Le climat de tension autour de la justice française s’intensifie. Ce samedi 20 juin, le Garde des Sceaux, Gérald Darmanin, a apporté son soutien à un magistrat du parquet de Bobigny, victime de menaces après avoir prononcé la condamnation d’Erik Tegnér, fondateur du média identitaire Frontières. Ce dernier a été sanctionné pour avoir divulgué des données personnelles d’avocats spécialisés en droit des étrangers.

EN BREF

  • Un magistrat cible de menaces après la condamnation d’Erik Tegnér.
  • Tegnér a été condamné pour divulgation de données personnelles d’avocats.
  • Le Garde des Sceaux et la présidente du tribunal soutiennent le magistrat.

Erik Tegnér a été reconnu coupable, le 18 juin, pour avoir publié dans Frontières les noms et adresses de plusieurs avocats, les désignant comme des « militants idéologiques » responsables de la « crise migratoire ». Cette publication a entraîné des réactions violentes, exposant les avocats à des menaces sur les réseaux sociaux.

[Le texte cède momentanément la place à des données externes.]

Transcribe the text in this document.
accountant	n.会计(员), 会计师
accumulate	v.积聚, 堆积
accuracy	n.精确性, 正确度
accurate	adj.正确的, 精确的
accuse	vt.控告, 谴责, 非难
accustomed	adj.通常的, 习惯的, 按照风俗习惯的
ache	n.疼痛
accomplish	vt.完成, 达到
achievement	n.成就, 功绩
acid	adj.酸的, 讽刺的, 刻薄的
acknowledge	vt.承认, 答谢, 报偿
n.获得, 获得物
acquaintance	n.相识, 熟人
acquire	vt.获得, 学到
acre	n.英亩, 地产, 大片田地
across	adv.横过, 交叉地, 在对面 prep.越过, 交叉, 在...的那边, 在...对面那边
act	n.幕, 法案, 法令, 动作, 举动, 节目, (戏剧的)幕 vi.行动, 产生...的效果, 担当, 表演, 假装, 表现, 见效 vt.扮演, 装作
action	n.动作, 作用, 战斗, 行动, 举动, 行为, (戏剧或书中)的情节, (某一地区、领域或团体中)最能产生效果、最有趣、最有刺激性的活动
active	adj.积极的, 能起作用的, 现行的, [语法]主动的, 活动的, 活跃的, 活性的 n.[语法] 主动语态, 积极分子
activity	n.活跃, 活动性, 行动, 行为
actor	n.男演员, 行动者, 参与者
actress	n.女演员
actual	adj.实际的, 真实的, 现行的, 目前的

À l’énoncé de la condamnation, le président de la chambre, Youssef Badr, a souligné que Tegnér devait être conscient des conséquences potentielles de sa publication, qui a alimenté une « rhétorique virulente » à l’encontre des avocats. En réaction, Tegnér a qualifié cette décision de « totale dinguerie », appelant ses abonnés à le soutenir sur les réseaux sociaux. Sa vidéo a été visionnée plus de deux millions de fois, amplifiant la controverse.

En parallèle, le magistrat Youssef Badr n’est pas resté inactif face aux menaces. Il a annoncé son intention de porter plainte contre ceux qui l’ont menacé ou ont diffusé des informations inexactes à son sujet. Ancien porte-parole du ministère de la Justice, il est aussi connu pour son engagement en faveur de l’égalité des chances et pour ses écrits sur le système judiciaire.

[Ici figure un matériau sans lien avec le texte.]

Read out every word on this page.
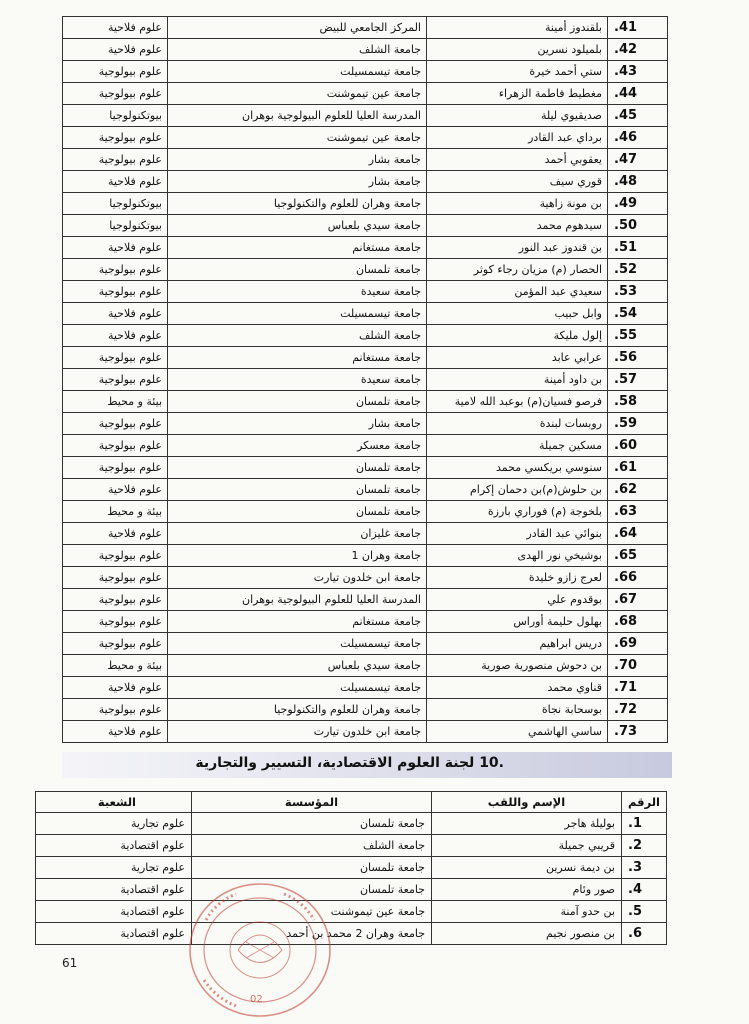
41.	بلقندوز أمينة	المركز الجامعي للبيض	علوم فلاحية
42.	بلميلود نسرين	جامعة الشلف	علوم فلاحية
43.	ستي أحمد خيرة	جامعة تيسمسيلت	علوم بيولوجية
44.	مغطيط فاطمة الزهراء	جامعة عين تيموشنت	علوم بيولوجية
45.	صديقيوي ليلة	المدرسة العليا للعلوم البيولوجية بوهران	بيوتكنولوجيا
46.	برداي عبد القادر	جامعة عين تيموشنت	علوم بيولوجية
47.	يعقوبي أحمد	جامعة بشار	علوم بيولوجية
48.	قوري سيف	جامعة بشار	علوم فلاحية
49.	بن مونة زاهية	جامعة وهران للعلوم والتكنولوجيا	بيوتكنولوجيا
50.	سيدهوم محمد	جامعة سيدي بلعباس	بيوتكنولوجيا
51.	بن قندوز عبد النور	جامعة مستغانم	علوم فلاحية
52.	الحصار (م) مزيان رجاء كوثر	جامعة تلمسان	علوم بيولوجية
53.	سعيدي عبد المؤمن	جامعة سعيدة	علوم بيولوجية
54.	وابل حبيب	جامعة تيسمسيلت	علوم فلاحية
55.	إلول مليكة	جامعة الشلف	علوم فلاحية
56.	عرابي عابد	جامعة مستغانم	علوم بيولوجية
57.	بن داود أمينة	جامعة سعيدة	علوم بيولوجية
58.	فرصو فسيان(م) بوعبد الله لامية	جامعة تلمسان	بيئة و محيط
59.	روبسات لبندة	جامعة بشار	علوم بيولوجية
60.	مسكين جميلة	جامعة معسكر	علوم بيولوجية
61.	سنوسي بريكسي محمد	جامعة تلمسان	علوم بيولوجية
62.	بن حلوش(م)بن دحمان إكرام	جامعة تلمسان	علوم فلاحية
63.	بلخوجة (م) فوراري بارزة	جامعة تلمسان	بيئة و محيط
64.	بنوائي عبد القادر	جامعة غليزان	علوم فلاحية
65.	بوشيخي نور الهدى	جامعة وهران 1	علوم بيولوجية
66.	لعرج زازو خليدة	جامعة ابن خلدون تيارت	علوم بيولوجية
67.	بوقدوم علي	المدرسة العليا للعلوم البيولوجية بوهران	علوم بيولوجية
68.	بهلول حليمة أوراس	جامعة مستغانم	علوم بيولوجية
69.	دريس ابراهيم	جامعة تيسمسيلت	علوم بيولوجية
70.	بن دحوش منصورية صورية	جامعة سيدي بلعباس	بيئة و محيط
71.	قناوي محمد	جامعة تيسمسيلت	علوم فلاحية
72.	بوسحابة نجاة	جامعة وهران للعلوم والتكنولوجيا	علوم بيولوجية
73.	ساسي الهاشمي	جامعة ابن خلدون تيارت	علوم فلاحية
.10 لجنة العلوم الاقتصادية، التسيير والتجارية
الرقم	الإسم واللقب	المؤسسة	الشعبة
1.	بوليلة هاجر	جامعة تلمسان	علوم تجارية
2.	قريبي جميلة	جامعة الشلف	علوم اقتصادية
3.	بن ديمة نسرين	جامعة تلمسان	علوم تجارية
4.	صور وئام	جامعة تلمسان	علوم اقتصادية
5.	بن حدو آمنة	جامعة عين تيموشنت	علوم اقتصادية
6.	بن منصور نجيم	جامعة وهران 2 محمد بن أحمد	علوم اقتصادية
61
02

Gérald Darmanin a condamné « les attaques racistes et les menaces » dont Badr est actuellement la cible. La présidente du tribunal judiciaire de Bobigny, Anne Auclair-Rabinovitch, a également exprimé son indignation face à ces « attaques intolérables » visant les magistrats ayant rendu la décision. Elle a affirmé que ces comportements visaient à intimider l’autorité judiciaire et à compromettre l’État de droit.

Auclair-Rabinovitch a déclaré que tout acte intimidant ou menaçant serait signalé au procureur. De son côté, Sacha Straub-Kahn, porte-parole de la Chancellerie, a insisté sur le fait que s’en prendre à un magistrat est inacceptable, soulignant que la direction des services judiciaires a mis en place un bureau dédié à la gestion de ces situations.

Cette affaire soulève des questions essentielles sur la protection des magistrats et l’intégrité du système judiciaire en France. Dans un contexte de polarisation croissante, il devient crucial de défendre l’indépendance de la justice contre toute forme de pression extérieure.